Ventott’anni ed uno stage appena concluso all’interno del Sales Office allo Sheraton di Malpensa. Un fulmine a ciel sereno dopo un biennio difficile di collaborazione con un giornale sardo.L’ambizione risuscitata di poter frequentare certi salotti, la voglia di crescere, la volontà di migliorare. L’inglese prima di tutto.  Studiato per anni, buon livello scolastico ma il lavoro è un’altra cosa…  Da laureato in Lingue conosco l’importanza del coltivarle ed allenarle al fine di non perderle. La ricerca approfondita sulla miglior meta possibile nella quale coniugare studio per poi proseguire con la ricerca di un lavoro.  È stata una ricerca attenta e precisa.

Perché l’Australia? Raccontata minuziosamente da un caro amico volato laggiù, prima ancora di imbattermi nelle decine di blog carichi di esperienze di viaggio, ha stimolato e catturato la mia attenzione per quanto giurasse di poter offrire. Studiare confrontandosi con ragazzi provenienti da ogni parte del mondo, e lavorare! Lavorare con impegno e guadagnando abbastanza per condurre una vita gradevole in una città stupenda.  Eccezion fatta per la spesa iniziale, conti ed obiettivi alla mano, pareva essere la meta ideale per un soggiorno di arricchimento personale sotto vari punti di vista.  Nello spoglio dei paesi ideali è risultata essere più conveniente del Canada, praticamente sul livello della vicina Nuova Zelanda.  Non ho avuto paura del salto, della prima vera esperienza a lungo termine lontano dall’Italia, voglioso com’ero di provarci, rassicurato dalla presenza della mia Fidanzata.
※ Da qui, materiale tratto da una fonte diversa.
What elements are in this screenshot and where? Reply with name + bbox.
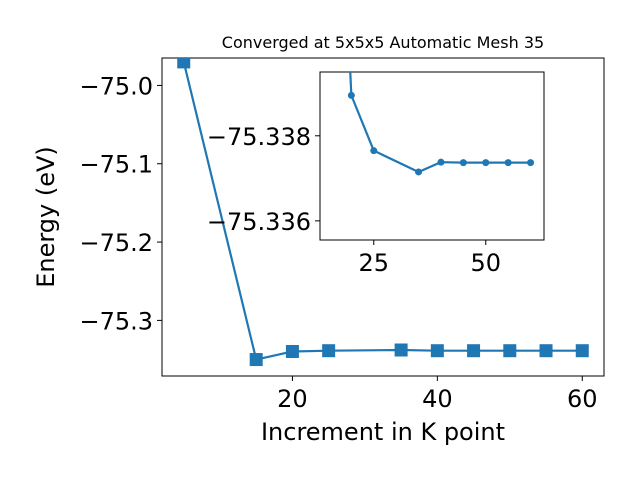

Abbiamo studiato e lavoriamo entrambi.  Lavori onesti ed impegnativi ma che ci rendono fieri, che ci fanno sentire vivi ed utili.  Il primo stipendio vero, per entrambi, difficilmente si scorderà. Ora corre il settimo mese quaggiù ed in poco meno di trenta giorni faremo ritorno a Casa.  Sarà bello quanto sarà desiderato. Niente nel mondo, per me, è come Casa!  Gennaio poi sarà un nuovo capitolo della nostra vita, lontano dalla Famiglia e dagli Amici, ma la voglia di crescere ci darà la giusta spinta.  Guardiamo avanti con la volontà di migliorare, di imparare e di crederci sempre consapevoli che prima o poi i sacrifici fatti verranno ricompensati. Mi piace pensarla così. Sogno di tornare a casa ma ancora di più di essere felice e realizzato e ad oggi è dura, almeno per me, pensare di esserlo nel nostro Paese, Il più bel Paese.